Tag: Stéphane Peu

  • Nationaliser pour sauver l’acier français

    Nationaliser pour sauver l’acier français

    Un « espoir pour les salariés » : la proposition de loi de nationalisation d’ArcelorMittal sera débattue mercredi 25 février à 16h30 au Sénat, durant la journée réservée du groupe communiste républicain citoyen et écologiste – Kanaky (CRCE-K). « Si on ne nationalise pas, Arcelor va partir et la filière acier va s’effondrer », alerte la secrétaire générale de la CGT, Sophie Binet lors d’une conférence de presse tenue ce mercredi, « c’est un enjeu de souveraineté nationale qui doit dépasser les clivages partisans ». Adopté in extremis à quelques minutes de la fin de la niche parlementaire des députés insoumis en novembre dernier, le texte risque cependant de se heurter à la réticence d’une chambre haute du Parlement dominée par la droite.

    Le 30 octobre dernier, les sénateurs communistes avaient déjà tenté de porter cette proposition de loi auprès de leurs collègues qui l’avaient alors rejetée… « La démocratie, elle se fait au grand jour et chacun doit assumer ses votes », prévient la cheffe du groupe PCF au Sénat Cécile Cukierman. « Chaque sénatrice et chaque sénateur verra en face de son nom ce qu’il a voté.
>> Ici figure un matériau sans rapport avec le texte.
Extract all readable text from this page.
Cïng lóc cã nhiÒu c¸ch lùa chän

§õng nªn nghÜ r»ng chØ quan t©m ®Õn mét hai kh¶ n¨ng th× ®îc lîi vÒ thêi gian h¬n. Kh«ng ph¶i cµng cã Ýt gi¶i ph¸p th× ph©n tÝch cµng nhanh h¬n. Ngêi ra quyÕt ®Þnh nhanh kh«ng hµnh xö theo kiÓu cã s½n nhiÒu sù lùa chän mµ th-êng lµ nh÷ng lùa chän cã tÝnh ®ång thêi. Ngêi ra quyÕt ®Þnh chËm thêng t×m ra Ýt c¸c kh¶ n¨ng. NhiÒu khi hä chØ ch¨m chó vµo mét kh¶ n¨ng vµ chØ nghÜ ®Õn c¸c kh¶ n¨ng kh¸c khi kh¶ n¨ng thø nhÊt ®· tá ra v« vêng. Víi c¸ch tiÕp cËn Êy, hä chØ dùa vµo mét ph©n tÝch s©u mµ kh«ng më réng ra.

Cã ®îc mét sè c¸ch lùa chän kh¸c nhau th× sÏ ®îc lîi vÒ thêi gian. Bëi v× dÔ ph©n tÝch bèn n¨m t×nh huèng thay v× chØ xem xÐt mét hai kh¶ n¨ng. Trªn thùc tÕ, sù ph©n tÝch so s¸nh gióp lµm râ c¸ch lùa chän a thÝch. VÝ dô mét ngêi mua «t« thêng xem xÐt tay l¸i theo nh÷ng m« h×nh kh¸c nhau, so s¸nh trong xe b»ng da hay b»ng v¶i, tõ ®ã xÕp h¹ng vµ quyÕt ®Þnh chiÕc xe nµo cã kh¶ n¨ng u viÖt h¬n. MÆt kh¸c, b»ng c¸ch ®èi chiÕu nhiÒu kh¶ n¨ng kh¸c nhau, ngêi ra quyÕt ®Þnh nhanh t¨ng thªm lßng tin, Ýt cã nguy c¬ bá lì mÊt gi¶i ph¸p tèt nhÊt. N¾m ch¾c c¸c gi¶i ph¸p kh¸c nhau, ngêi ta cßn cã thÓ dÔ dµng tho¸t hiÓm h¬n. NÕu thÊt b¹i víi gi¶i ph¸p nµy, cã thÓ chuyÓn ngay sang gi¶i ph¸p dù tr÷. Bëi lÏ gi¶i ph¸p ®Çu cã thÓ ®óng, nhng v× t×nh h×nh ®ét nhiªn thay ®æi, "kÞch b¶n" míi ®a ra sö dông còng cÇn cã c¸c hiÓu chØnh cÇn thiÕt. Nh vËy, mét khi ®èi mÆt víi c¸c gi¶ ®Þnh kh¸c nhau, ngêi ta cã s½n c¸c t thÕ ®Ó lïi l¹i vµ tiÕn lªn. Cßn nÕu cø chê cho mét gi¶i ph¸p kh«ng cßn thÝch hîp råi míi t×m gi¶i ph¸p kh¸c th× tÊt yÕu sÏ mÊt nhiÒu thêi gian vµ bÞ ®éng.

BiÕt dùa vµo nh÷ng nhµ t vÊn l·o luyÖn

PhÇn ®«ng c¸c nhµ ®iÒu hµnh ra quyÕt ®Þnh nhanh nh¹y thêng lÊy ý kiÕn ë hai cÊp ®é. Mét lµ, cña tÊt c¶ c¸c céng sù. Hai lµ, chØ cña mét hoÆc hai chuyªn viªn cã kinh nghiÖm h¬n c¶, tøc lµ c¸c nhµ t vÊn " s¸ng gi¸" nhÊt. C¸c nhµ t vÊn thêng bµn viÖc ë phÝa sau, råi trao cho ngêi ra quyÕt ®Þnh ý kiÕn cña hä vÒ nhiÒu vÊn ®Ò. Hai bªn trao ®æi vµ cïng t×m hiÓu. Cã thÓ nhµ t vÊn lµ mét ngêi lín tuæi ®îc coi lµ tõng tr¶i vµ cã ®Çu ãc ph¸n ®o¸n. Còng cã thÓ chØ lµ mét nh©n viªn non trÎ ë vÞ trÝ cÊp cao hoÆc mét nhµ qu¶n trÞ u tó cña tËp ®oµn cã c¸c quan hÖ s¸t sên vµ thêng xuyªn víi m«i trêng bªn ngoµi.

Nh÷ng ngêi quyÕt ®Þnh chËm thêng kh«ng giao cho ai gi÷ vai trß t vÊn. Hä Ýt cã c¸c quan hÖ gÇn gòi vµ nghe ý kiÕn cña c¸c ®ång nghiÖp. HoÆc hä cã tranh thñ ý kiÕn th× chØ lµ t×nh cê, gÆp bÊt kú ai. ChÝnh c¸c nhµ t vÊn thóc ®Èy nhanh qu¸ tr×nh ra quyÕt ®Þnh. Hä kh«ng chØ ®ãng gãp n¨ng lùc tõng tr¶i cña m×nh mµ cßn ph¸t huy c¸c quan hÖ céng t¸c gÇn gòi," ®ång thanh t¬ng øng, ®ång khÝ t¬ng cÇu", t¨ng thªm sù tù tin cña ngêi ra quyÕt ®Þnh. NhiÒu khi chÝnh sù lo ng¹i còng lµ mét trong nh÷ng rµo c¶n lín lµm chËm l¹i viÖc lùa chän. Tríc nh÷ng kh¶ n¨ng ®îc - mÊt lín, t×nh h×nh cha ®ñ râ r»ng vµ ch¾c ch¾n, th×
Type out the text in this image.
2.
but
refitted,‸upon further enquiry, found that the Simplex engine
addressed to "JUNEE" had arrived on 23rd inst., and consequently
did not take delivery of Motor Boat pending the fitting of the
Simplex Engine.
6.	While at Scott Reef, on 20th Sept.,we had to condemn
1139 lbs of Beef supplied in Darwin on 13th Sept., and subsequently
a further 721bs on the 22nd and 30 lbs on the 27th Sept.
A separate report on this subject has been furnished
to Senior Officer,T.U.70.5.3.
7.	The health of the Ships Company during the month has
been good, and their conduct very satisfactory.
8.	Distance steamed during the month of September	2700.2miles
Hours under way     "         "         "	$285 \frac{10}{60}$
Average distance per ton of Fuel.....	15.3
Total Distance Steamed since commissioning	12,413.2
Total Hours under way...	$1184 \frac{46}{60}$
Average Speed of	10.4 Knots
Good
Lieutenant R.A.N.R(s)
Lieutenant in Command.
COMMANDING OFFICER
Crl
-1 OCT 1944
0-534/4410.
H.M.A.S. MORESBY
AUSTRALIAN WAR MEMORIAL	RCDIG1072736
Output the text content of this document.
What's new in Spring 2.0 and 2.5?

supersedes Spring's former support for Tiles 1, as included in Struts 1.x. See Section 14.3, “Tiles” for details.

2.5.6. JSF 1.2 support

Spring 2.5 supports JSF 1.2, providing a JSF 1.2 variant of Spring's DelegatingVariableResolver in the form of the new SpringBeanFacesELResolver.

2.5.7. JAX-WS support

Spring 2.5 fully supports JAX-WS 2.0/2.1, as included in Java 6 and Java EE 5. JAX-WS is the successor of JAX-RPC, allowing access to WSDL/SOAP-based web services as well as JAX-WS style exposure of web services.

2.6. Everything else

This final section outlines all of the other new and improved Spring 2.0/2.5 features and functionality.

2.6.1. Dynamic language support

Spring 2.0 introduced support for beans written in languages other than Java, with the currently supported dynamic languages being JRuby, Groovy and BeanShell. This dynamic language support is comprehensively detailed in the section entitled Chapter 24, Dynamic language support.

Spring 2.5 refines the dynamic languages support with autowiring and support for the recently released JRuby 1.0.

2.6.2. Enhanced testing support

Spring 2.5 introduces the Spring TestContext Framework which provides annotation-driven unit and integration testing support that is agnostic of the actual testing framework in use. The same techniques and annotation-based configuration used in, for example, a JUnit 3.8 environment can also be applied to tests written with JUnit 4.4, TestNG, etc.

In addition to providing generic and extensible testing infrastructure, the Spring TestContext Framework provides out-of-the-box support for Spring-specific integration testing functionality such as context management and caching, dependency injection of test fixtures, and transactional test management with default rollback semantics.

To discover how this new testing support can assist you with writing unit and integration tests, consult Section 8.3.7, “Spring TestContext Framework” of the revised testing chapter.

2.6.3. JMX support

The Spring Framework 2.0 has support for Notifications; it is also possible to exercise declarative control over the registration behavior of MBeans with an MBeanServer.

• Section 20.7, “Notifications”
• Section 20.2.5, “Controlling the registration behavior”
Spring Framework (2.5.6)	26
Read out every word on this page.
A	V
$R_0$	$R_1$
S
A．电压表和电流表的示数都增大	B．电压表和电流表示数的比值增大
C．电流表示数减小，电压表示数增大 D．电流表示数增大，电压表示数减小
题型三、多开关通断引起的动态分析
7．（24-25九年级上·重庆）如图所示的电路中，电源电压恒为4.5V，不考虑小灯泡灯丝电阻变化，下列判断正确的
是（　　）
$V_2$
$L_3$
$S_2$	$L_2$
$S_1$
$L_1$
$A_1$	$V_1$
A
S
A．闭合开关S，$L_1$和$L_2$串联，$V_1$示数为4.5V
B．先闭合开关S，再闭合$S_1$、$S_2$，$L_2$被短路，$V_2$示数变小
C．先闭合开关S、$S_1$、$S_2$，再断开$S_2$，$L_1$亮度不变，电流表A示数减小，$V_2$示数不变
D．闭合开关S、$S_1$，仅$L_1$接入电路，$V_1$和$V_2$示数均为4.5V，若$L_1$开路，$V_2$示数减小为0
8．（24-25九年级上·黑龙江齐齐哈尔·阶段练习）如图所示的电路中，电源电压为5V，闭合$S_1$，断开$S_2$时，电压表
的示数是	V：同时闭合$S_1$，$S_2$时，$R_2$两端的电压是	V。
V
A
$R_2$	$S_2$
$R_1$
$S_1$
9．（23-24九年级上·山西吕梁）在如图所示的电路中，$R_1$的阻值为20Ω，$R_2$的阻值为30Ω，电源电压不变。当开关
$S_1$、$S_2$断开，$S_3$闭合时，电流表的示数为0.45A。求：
Pour faire de la démocratie, on a besoin d’avoir de la transparence puisque sinon, on a parfois des parlementaires qui oublient ce qu’ils font à Paris quand ils redescendent dans leur département », glisse-t-elle.

    La direction d’ArcelorMittal a annoncé en avril 2025 la suppression de plus de 600 postes en France. Puis, le 29 janvier dernier, la direction Europe du groupe dit envisager de délocaliser ses fonctions support en Inde, ce qui concerne « plus de 5 600 salariés » en Europe, « dont 1 650 pour la France », selon le comité d’entreprise européen. Les conséquences d’un départ de l’aciériste du territoire national seraient dévastatrices. « Derrière tout ça, il y a des familles. Si on prend le seul exemple de Dunkerque c’est 3 200 emplois directs », appuie Gaëtan Lecoq, secrétaire général de la CGT ArcelorMittal sur ce site du Nord, avant d’ajouter : « On a fait une estimation, si demain Dunkerque tombe, c’est, à peu près, 20 000 emplois directs et indirects qui vont tomber. »

    « Il n’y a pas d’avenir pour un pays sans industrie »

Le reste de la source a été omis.